The Mystic Rose

Investigating a feminine perspective in Theology in complete submission to the Magisterium.

Monday, November 14, 2005

Dover, Pennsylvania and Intelligent Design

Many people are so harsh towards Intelligent Design. I have been previously as well, and while I don’t necessary advocate it unequivocally quite yet, I do think it merits more examination as a scientific inclusion than is currently being given by those who simply see it as a way to preach religion in schools. I also see this as connected to our goals of examining society and women, and questioning academia’s ways of thinking.

For example, one could look at the Intelligent Design argument and advocate it as an extension of what science currently constitutes. At present, since the Scientific Revolution, anything that science by definition examines must be able to be proven or disproven, tested, measured in some way, and repeated in standard experiments. I do give merit to that type of scientific analysis – it has led to so many great discoveries and improvements for humanity.

However, it is this definition which by nature excludes a fundamental challenge of Darwinian evolution (note : Darwinian): that of the potentially irreducible complexity of aspects of creation and the emphasis on Chance.


Intelligent Design posits that because certain things are irreducibly complex (meaning that they could not have evolved in isolation without other parts also existing), evolution itself could not have resulted in them – Another Power (like God) must have had a hand. In addition, a major Catholic argument against Darwinian evolution is his emphasis on chance – that all things occurred, including the development of human beings, because of a fortuitous survival of species best adapted to their environment and able to pass on their particular traits. The Catholic Church opposes this notion because it denies God’s infinite foresight and hindsight that exists out of time; a foresight that predestined humanity from the very beginning. “God saw everything that he had made, and behold, it was very good.” (Gen 1:31)

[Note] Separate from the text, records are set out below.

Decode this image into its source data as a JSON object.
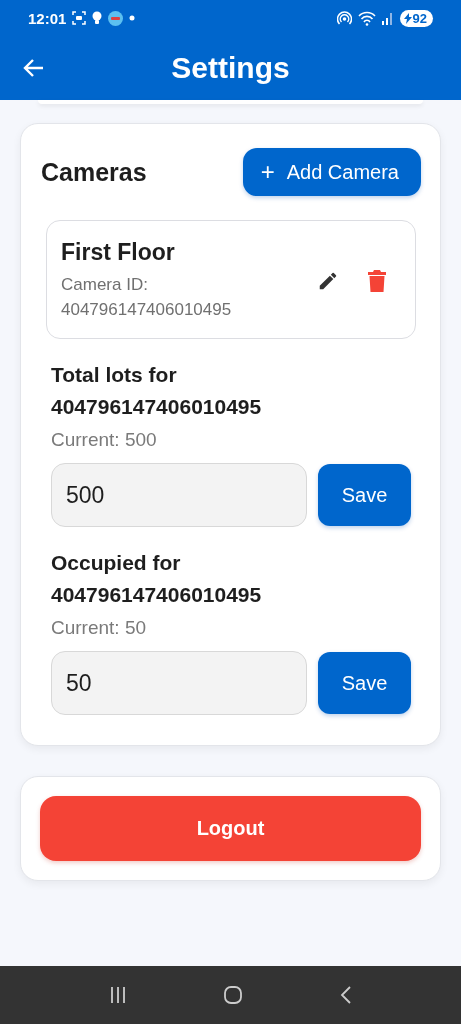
{
  "status_bar": {
    "time": "12:01",
    "battery": "92"
  },
  "header": {
    "title": "Settings"
  },
  "cameras_card": {
    "title": "Cameras",
    "add_button": {
      "icon": "+",
      "label": "Add Camera"
    },
    "cameras": [
      {
        "name": "First Floor",
        "id_text": "Camera ID: 404796147406010495"
      }
    ],
    "settings": [
      {
        "label": "Total lots for 404796147406010495",
        "current": "Current: 500",
        "value": "500",
        "button": "Save"
      },
      {
        "label": "Occupied for 404796147406010495",
        "current": "Current: 50",
        "value": "50",
        "button": "Save"
      }
    ]
  },
  "logout": {
    "label": "Logout"
  }
}
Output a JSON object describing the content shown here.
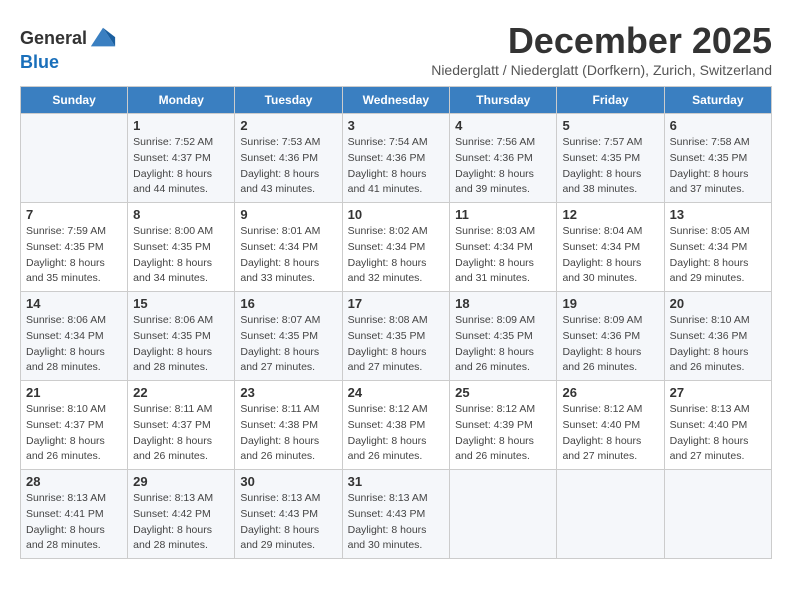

It seems to me that Intelligent Design has merit in a science classroom only if one extends the definition of science to take into account unobjective things – which currently isn’t too probable. Intelligent design is a critique and challenge to Darwinian evolution but it will not be allowed in the science classroom because it can only be asserted out of negation, and the inability to unequivocally prove certain aspects of evolution:


1. the irreducible complexity of certain aspects of creation (the human eye is an oft cited example, though there are others) and
2. the development of human creation as a special and unique, not chance, realization.

It is a challenge because it takes into account that science can’t prove chance development, because it can’t see outside factors – factors which it, because of the exclusion of religion, refuses to consider.

Instead of an attempt to put religion into science, Intelligent Design can be considered as an attempt to expose the bias of agnosticism – a bias science consistently overlooks because of its fundamental tenants.

What does this then have to do with the feminine perspective in academia and subsequent implications? More than at first appears.

First off, it is a challenge to objective ‘unbiased’ determinants of scientific truths. Objectivity is important, but science doesn’t necessarily have to always be so. By considering that which one cannot prove, but is still a possibility, we are extending the realms of understanding in the scientific world – connecting it to other truths of other disciplines (disciplines only arbitrarily divided by human intervention, as everything in the world is part of a holistic unity).

This process is a most feminine process – seeing the interconnection of disciplines and ways of understanding, curtailing some of the deficiencies of one-sided pursuit. It is a way of thinking and analyzing science that is not as abstracted and dehumanized, nor as isolated and disconnected from the real and living truth. This could be extended to other areas of thinking – such as Theology and Philosophy, our cup of tea, which often suffers from a similar yet opposite problem – that of the theoretical and exclusion of the concrete. The implications of these changes have extraordinary (and also possibly dangerous) potential. This could lead to an academic climate more conducive to female ways of thinking and understanding – which in turn could lead to a more holistic, developed, humane, and connected world system.

All those in favour of Intelligent Design in Dover, Pennsylvania have not succeeded in their intentions this week. It's possible that what they were trying to do was wrong, or the scientific community was not and will never be ready for such a radical adjustment to their system of inquiry and understanding. Regardless, the defeat of Intelligent Design in Pennsylvania does not negate in my mind its considerable implications for the ways of academia and how this could affect the female sex.